Me levanto y me voy al bar y me dedico toda la mañana a servir el café a la gente. Y cada día me siento con la responsabilidad de un panadero o del portero que abre la puerta del edificio de la Bolsa, o del redondeador de agujeros de agujas que compra el vendedor de materiales para coser jerseis para abrigar el frio de los vendedores de congelados que son comprados por las cocineras de un asilo donde se sirven en la comida que come el abuelito que inventó los agujeros de aguja. Y así funciona el mundo, cuando funciona.
Y con la enorme cafetera voy haciendo café tras café, un gran mar de energía para compartir. Y un café se vuelve un agradecimiento, otro café se convierte en una conversación sobre el clima y el partido de fútbol del domingo, dos cortados muy calentitos han pasado a ser una charla entre amigas que deciden compartir cada día ese trocito de mañana que nadie acaba de creerse que es una rutina. La cafetera hierve y también ella es un gran café de color rojo que observa el instante en silencio. Mesas llenas de cafés solos, cortados y cafés con leche que se vuelven sentimientos de personas que devuelven su calidez al sorbo con frases serenas que incluyen un amor camuflado para que no se note, para que no se corte la leche.
De repente, entra un escalofrío de tristeza por la puerta y pide un descafeinado de maquina con leche descremada y sacarina de bote.

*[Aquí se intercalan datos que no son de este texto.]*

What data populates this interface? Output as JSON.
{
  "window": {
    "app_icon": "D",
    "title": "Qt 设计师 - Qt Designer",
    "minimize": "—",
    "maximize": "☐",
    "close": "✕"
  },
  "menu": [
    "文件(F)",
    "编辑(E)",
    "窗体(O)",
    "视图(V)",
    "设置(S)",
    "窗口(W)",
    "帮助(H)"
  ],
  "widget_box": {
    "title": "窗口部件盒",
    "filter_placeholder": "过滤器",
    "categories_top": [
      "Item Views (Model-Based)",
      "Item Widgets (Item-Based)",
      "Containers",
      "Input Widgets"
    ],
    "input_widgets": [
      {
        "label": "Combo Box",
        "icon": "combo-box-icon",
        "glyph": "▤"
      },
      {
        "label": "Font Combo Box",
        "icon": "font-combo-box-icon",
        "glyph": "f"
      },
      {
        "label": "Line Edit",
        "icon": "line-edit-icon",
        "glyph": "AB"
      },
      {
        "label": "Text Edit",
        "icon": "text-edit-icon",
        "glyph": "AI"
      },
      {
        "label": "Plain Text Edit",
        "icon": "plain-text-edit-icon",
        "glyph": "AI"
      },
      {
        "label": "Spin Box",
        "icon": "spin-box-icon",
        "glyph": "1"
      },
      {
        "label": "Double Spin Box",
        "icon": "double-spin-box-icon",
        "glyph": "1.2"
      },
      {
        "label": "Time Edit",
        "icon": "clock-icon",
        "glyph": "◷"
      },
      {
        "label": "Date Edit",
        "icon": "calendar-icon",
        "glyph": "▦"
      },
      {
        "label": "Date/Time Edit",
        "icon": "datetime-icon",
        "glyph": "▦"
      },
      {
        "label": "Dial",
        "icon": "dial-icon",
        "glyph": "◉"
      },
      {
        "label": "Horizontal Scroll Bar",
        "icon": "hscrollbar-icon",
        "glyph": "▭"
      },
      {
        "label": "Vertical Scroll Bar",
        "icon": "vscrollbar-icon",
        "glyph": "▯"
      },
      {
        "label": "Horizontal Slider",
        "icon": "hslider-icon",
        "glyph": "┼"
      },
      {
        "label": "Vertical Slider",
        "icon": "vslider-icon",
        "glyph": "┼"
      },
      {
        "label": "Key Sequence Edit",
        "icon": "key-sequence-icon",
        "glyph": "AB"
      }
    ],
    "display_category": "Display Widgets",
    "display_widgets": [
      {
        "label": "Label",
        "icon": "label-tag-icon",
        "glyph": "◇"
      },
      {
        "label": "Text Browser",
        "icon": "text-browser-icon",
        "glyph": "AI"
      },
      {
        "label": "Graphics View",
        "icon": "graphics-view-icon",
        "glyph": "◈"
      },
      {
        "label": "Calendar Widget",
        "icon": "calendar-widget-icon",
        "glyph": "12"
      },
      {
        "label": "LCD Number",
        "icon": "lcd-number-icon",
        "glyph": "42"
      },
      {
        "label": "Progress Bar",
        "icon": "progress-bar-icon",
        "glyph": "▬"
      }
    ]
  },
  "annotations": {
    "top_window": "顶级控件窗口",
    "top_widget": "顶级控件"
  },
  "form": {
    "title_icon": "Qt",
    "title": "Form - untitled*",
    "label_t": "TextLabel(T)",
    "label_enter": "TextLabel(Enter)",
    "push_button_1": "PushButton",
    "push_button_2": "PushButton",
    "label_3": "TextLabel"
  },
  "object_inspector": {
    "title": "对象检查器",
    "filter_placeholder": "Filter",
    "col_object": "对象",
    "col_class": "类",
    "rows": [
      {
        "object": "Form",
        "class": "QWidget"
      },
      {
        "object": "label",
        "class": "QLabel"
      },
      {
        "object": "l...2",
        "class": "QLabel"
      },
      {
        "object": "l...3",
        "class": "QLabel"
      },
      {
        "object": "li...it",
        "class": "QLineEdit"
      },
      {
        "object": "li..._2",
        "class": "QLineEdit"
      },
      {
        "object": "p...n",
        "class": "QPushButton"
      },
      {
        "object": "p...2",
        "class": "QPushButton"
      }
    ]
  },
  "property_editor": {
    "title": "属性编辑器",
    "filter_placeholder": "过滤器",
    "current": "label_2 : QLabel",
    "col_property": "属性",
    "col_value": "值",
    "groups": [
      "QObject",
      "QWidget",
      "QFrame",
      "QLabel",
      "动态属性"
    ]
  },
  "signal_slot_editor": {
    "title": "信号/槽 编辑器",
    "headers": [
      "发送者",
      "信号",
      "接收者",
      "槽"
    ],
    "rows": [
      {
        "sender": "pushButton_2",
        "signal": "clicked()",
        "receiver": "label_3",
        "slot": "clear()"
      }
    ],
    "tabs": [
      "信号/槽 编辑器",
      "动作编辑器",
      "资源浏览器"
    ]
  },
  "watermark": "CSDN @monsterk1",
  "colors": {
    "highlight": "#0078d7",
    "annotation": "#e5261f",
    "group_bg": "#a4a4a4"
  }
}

Un sucedáneo de vida que, sin embargo, también contagia su esencia de fulgor en una mirada perdida que se encuentra, no por casualidad, con unos ojos.
Y aunque nadie admite que el café tiene sentimientos todos se han contagiado de él. Y yo miro esa profundidad oscura que se hunde en la taza y me recuerda la pupila de esa mirada enamorada. Y me voy imaginando unos ojos muy negros, una noche sin luna, un túnel que da a otro mundo, un pozo de petróleo en medio del desierto del país mas pobre del mundo, una camiseta negra para asistir al nacimiento de tu primer hijo, una mano que te cubre suavemente los ojos, un apagón con la familia reunida al lado de la chimenea, un beso de película visto desde los ojos cerrados de uno de los amantes y una taza de café. Y me pregunto: ¿Cómo puede brillar tanto la oscuridad?